5. Letting an intern run your social media

Don’t pass the responsibility of your social media efforts off to someone else, unless you’re sure that person is a good representative of your ministry. While it’s true that social media can take up time, it’s vital that it’s done properly.

6. Being all business, all the time

As relationships develop, it’s great to let your hair down. Let your clients get to know the person who cares about them. For example, many companies on Twitter make it a point to use an employee’s photo, instead of the company logo.  Do you hide who you are with those awful looking digital faceless avatars? A photo of you adds the personal touch!

7. Not targeting the right people

When you’re starting up your pages, it’s great to add your friends and family, to get your numbers up. Ultimately, though, you want to attract your target ministry market. Do this by letting your families know that you’re on social sites. Add the links to your email signature and to your business cards. Put up a poster in your office. And give people an incentive to connect, by offering something of value, like a contest or discount coupon.

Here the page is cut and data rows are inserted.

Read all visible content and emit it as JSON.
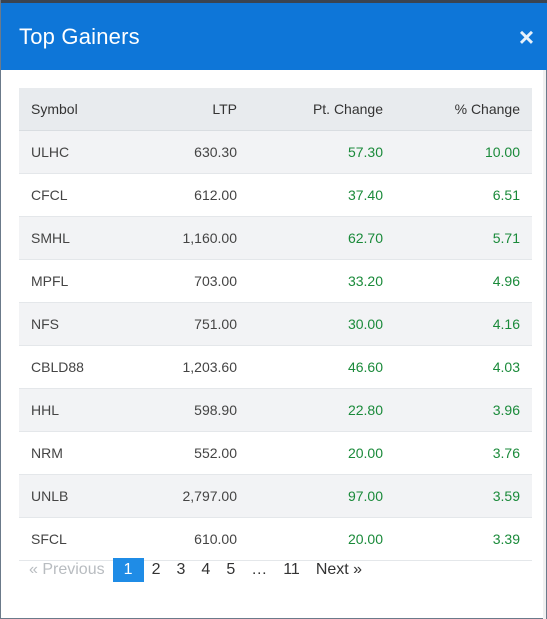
{
  "dialog": {
    "title": "Top Gainers",
    "close_glyph": "×"
  },
  "table": {
    "headers": {
      "symbol": "Symbol",
      "ltp": "LTP",
      "pt_change": "Pt. Change",
      "pct_change": "% Change"
    },
    "rows": [
      {
        "symbol": "ULHC",
        "ltp": "630.30",
        "pt_change": "57.30",
        "pct_change": "10.00"
      },
      {
        "symbol": "CFCL",
        "ltp": "612.00",
        "pt_change": "37.40",
        "pct_change": "6.51"
      },
      {
        "symbol": "SMHL",
        "ltp": "1,160.00",
        "pt_change": "62.70",
        "pct_change": "5.71"
      },
      {
        "symbol": "MPFL",
        "ltp": "703.00",
        "pt_change": "33.20",
        "pct_change": "4.96"
      },
      {
        "symbol": "NFS",
        "ltp": "751.00",
        "pt_change": "30.00",
        "pct_change": "4.16"
      },
      {
        "symbol": "CBLD88",
        "ltp": "1,203.60",
        "pt_change": "46.60",
        "pct_change": "4.03"
      },
      {
        "symbol": "HHL",
        "ltp": "598.90",
        "pt_change": "22.80",
        "pct_change": "3.96"
      },
      {
        "symbol": "NRM",
        "ltp": "552.00",
        "pt_change": "20.00",
        "pct_change": "3.76"
      },
      {
        "symbol": "UNLB",
        "ltp": "2,797.00",
        "pt_change": "97.00",
        "pct_change": "3.59"
      },
      {
        "symbol": "SFCL",
        "ltp": "610.00",
        "pt_change": "20.00",
        "pct_change": "3.39"
      }
    ]
  },
  "pagination": {
    "previous": "«  Previous",
    "pages": [
      "1",
      "2",
      "3",
      "4",
      "5",
      "…",
      "11"
    ],
    "current": "1",
    "next": "Next  »"
  },
  "colors": {
    "header_bg": "#0e76d8",
    "positive": "#1a8a3a",
    "active_page": "#1f8ce6"
  }
}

Remember to pay attention to your diocesan guidelines regarding your relationship with minors in a social network environment.  Every diocese offers suggestions.  Check out to see how the Diocese of St. Petersburg offers guidance in this area of Social Media.

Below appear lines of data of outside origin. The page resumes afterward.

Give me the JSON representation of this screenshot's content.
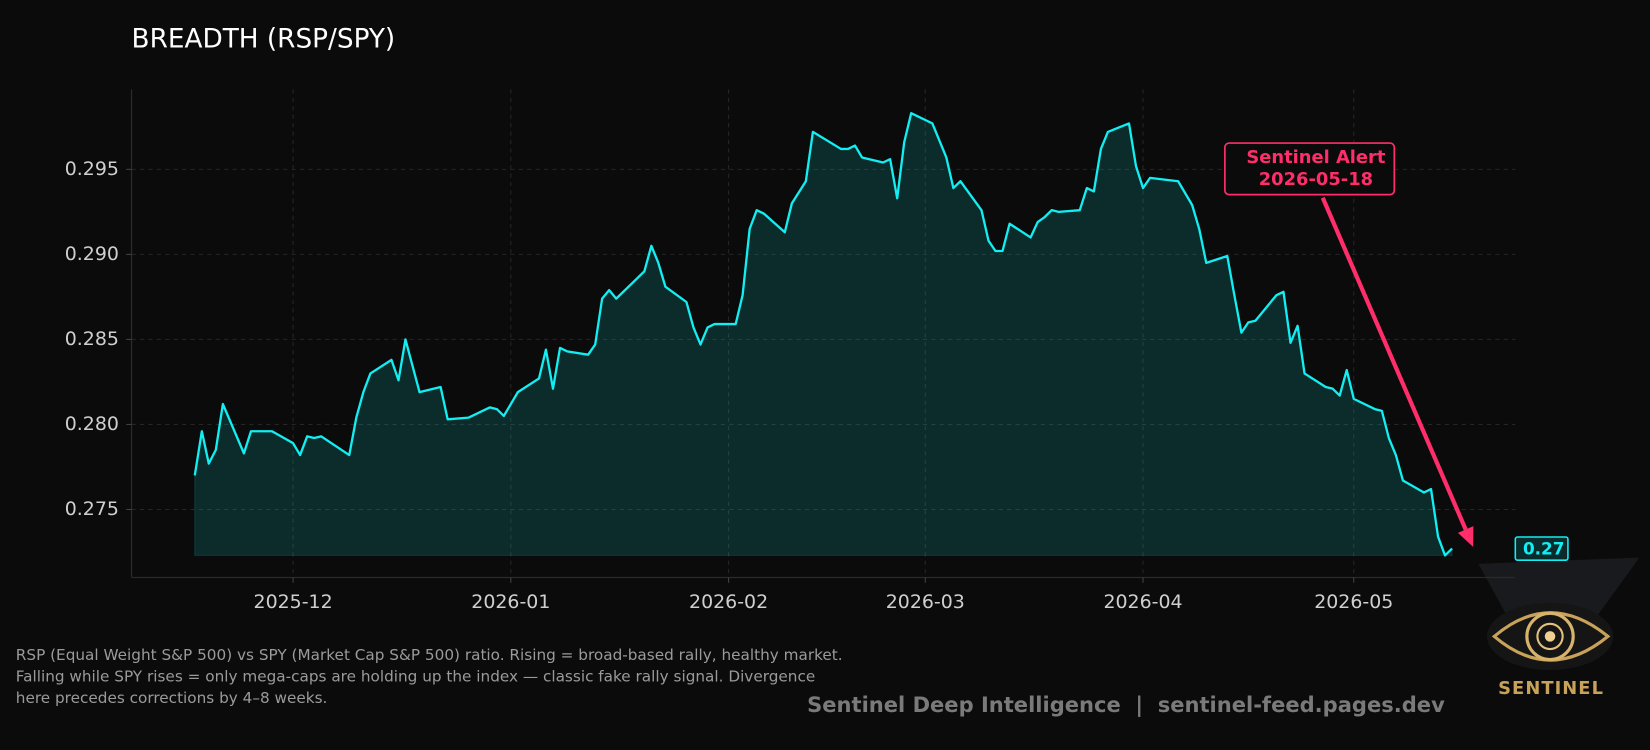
{
  "chart_data": {
    "type": "line",
    "title": "BREADTH (RSP/SPY)",
    "color": "#12eef2",
    "x": [
      "2025-11-17",
      "2025-11-18",
      "2025-11-19",
      "2025-11-20",
      "2025-11-21",
      "2025-11-24",
      "2025-11-25",
      "2025-11-28",
      "2025-12-01",
      "2025-12-02",
      "2025-12-03",
      "2025-12-04",
      "2025-12-05",
      "2025-12-09",
      "2025-12-10",
      "2025-12-11",
      "2025-12-12",
      "2025-12-15",
      "2025-12-16",
      "2025-12-17",
      "2025-12-19",
      "2025-12-22",
      "2025-12-23",
      "2025-12-26",
      "2025-12-29",
      "2025-12-30",
      "2025-12-31",
      "2026-01-02",
      "2026-01-05",
      "2026-01-06",
      "2026-01-07",
      "2026-01-08",
      "2026-01-09",
      "2026-01-12",
      "2026-01-13",
      "2026-01-14",
      "2026-01-15",
      "2026-01-16",
      "2026-01-20",
      "2026-01-21",
      "2026-01-22",
      "2026-01-23",
      "2026-01-26",
      "2026-01-27",
      "2026-01-28",
      "2026-01-29",
      "2026-01-30",
      "2026-02-02",
      "2026-02-03",
      "2026-02-04",
      "2026-02-05",
      "2026-02-06",
      "2026-02-09",
      "2026-02-10",
      "2026-02-12",
      "2026-02-13",
      "2026-02-17",
      "2026-02-18",
      "2026-02-19",
      "2026-02-20",
      "2026-02-23",
      "2026-02-24",
      "2026-02-25",
      "2026-02-26",
      "2026-02-27",
      "2026-03-02",
      "2026-03-04",
      "2026-03-05",
      "2026-03-06",
      "2026-03-09",
      "2026-03-10",
      "2026-03-11",
      "2026-03-12",
      "2026-03-13",
      "2026-03-16",
      "2026-03-17",
      "2026-03-18",
      "2026-03-19",
      "2026-03-20",
      "2026-03-23",
      "2026-03-24",
      "2026-03-25",
      "2026-03-26",
      "2026-03-27",
      "2026-03-30",
      "2026-03-31",
      "2026-04-01",
      "2026-04-02",
      "2026-04-06",
      "2026-04-08",
      "2026-04-09",
      "2026-04-10",
      "2026-04-13",
      "2026-04-14",
      "2026-04-15",
      "2026-04-16",
      "2026-04-17",
      "2026-04-20",
      "2026-04-21",
      "2026-04-22",
      "2026-04-23",
      "2026-04-24",
      "2026-04-27",
      "2026-04-28",
      "2026-04-29",
      "2026-04-30",
      "2026-05-01",
      "2026-05-04",
      "2026-05-05",
      "2026-05-06",
      "2026-05-07",
      "2026-05-08",
      "2026-05-11",
      "2026-05-12",
      "2026-05-13",
      "2026-05-14",
      "2026-05-15"
    ],
    "values": [
      0.277,
      0.2796,
      0.2777,
      0.2785,
      0.2812,
      0.2783,
      0.2796,
      0.2796,
      0.2789,
      0.2782,
      0.2793,
      0.2792,
      0.2793,
      0.2782,
      0.2804,
      0.2819,
      0.283,
      0.2838,
      0.2826,
      0.285,
      0.2819,
      0.2822,
      0.2803,
      0.2804,
      0.281,
      0.2809,
      0.2805,
      0.2819,
      0.2827,
      0.2844,
      0.2821,
      0.2845,
      0.2843,
      0.2841,
      0.2847,
      0.2874,
      0.2879,
      0.2874,
      0.289,
      0.2905,
      0.2895,
      0.2881,
      0.2872,
      0.2857,
      0.2847,
      0.2857,
      0.2859,
      0.2859,
      0.2876,
      0.2915,
      0.2926,
      0.2924,
      0.2913,
      0.293,
      0.2943,
      0.2972,
      0.2962,
      0.2962,
      0.2964,
      0.2957,
      0.2954,
      0.2956,
      0.2933,
      0.2966,
      0.2983,
      0.2977,
      0.2957,
      0.2939,
      0.2943,
      0.2926,
      0.2908,
      0.2902,
      0.2902,
      0.2918,
      0.291,
      0.2919,
      0.2922,
      0.2926,
      0.2925,
      0.2926,
      0.2939,
      0.2937,
      0.2962,
      0.2972,
      0.2977,
      0.2952,
      0.2939,
      0.2945,
      0.2943,
      0.2929,
      0.2915,
      0.2895,
      0.2899,
      0.2876,
      0.2854,
      0.286,
      0.2861,
      0.2876,
      0.2878,
      0.2848,
      0.2858,
      0.283,
      0.2822,
      0.2821,
      0.2817,
      0.2832,
      0.2815,
      0.2809,
      0.2808,
      0.2792,
      0.2782,
      0.2767,
      0.276,
      0.2762,
      0.2734,
      0.2723,
      0.2727
    ],
    "end_label": "0.27",
    "xlim": [
      "2025-11-08",
      "2026-05-24"
    ],
    "xticks": [
      "2025-12",
      "2026-01",
      "2026-02",
      "2026-03",
      "2026-04",
      "2026-05"
    ],
    "ylim": [
      0.271,
      0.2997
    ],
    "yticks": [
      0.275,
      {
        "value": 0.28,
        "label": "0.280"
      },
      0.285,
      {
        "value": 0.29,
        "label": "0.290"
      },
      0.295
    ],
    "grid": true,
    "annotation": {
      "lines": [
        "Sentinel Alert",
        "2026-05-18"
      ],
      "x": "2026-05-18",
      "y": 0.2728,
      "color": "#ff2e6a"
    },
    "footnote": [
      "RSP (Equal Weight S&P 500) vs SPY (Market Cap S&P 500) ratio. Rising = broad-based rally, healthy market.",
      "Falling while SPY rises = only mega-caps are holding up the index — classic fake rally signal. Divergence",
      "here precedes corrections by 4–8 weeks."
    ],
    "footer": "Sentinel Deep Intelligence  |  sentinel-feed.pages.dev",
    "logo_text": "SENTINEL"
  }
}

By avoiding these social media mistakes, you’ll reach more new people, and strengthen relationships with your existing families. And those are results that you’re sure to “like.”

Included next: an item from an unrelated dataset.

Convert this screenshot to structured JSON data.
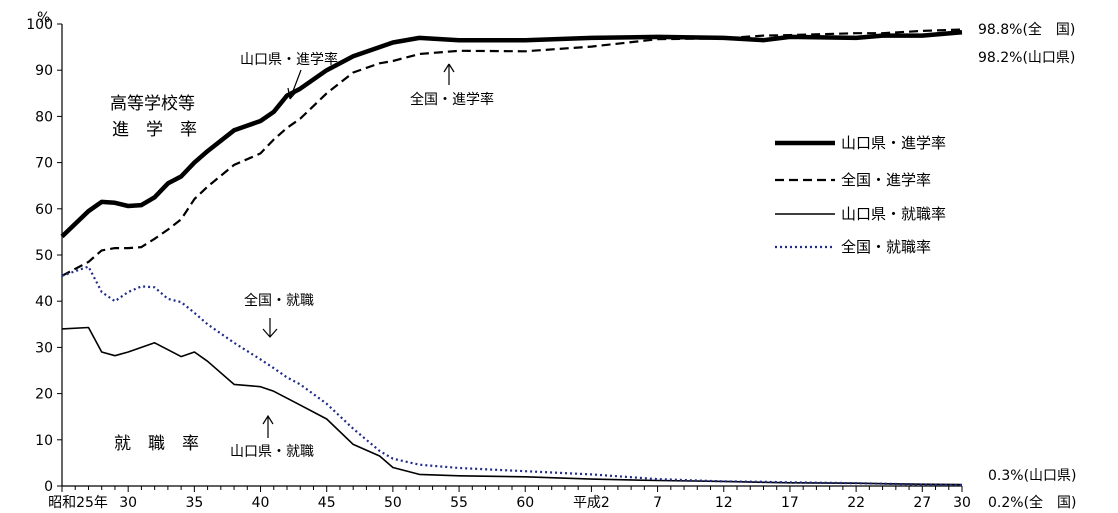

What is the most helpful point for you in this post?  Would love to hear your comments or click on the “like” button if this post is helpful to you!

Comments on: "What to Avoid in Social Media" (6)

  1. Thanks for sharing this Carolyn! Great tips!

  2. Cherryl Sagan said:

    Facebook can be a good conduit between what’s happening at the parish and the parish community – especially the younger crowd. My daughter set up a Facebook page a couple of years ago in preparation for our Centennial Celebrations. We held many events in anticipation of the concluding Centennial Mass on the feast of our patron, St. Gerard Majella, October 16, 2011, and they were not only posted on Facebook, but instead of commercializing these events to the community, she issued invitations to take part in the different celebrations. It worked beautifully.

  3. I have learned that, while trying the new social media, I cannot neglect the old social media such as e-mail lists, e-newsletters, and USPS. I must make sure that these older approaches have pointers to the new initiatives. And I must go from static to interactive in my approach to my program web page with Polldaddy, embedded video, etc.

  4. Cheryl, What a wonderful example! Frank reminds us that we are now in a blended format where traditional and new media are part of our everyday lives!

  5. I definitely agree with not sounding like a commercial – no one goes onto Facebook to be advertised to. However, I don’t think “passing off the responsibility to an intern” is a bad idea. Most interns nowadays grew up with social media and know its ins and outs. They’ve learned how to write for the Internet and social media in particular. As long as they know your business, I think giving them this responsibility is a great idea.


    • Hi Bridget, I totally agree with your qualification “As long as they know your business” an intern can be a great support in the area of social media. The audience this blog is addressing is parish catechetical ministry. I also read in your blog that you have been looking for a PR internship. Have you considered approaching a church pastor and volunteering as an intern for the church? Young people with your interests and talents are needed in ministry…especially in assisting parish ministers in using social media in how they communicate in today’s Digital World.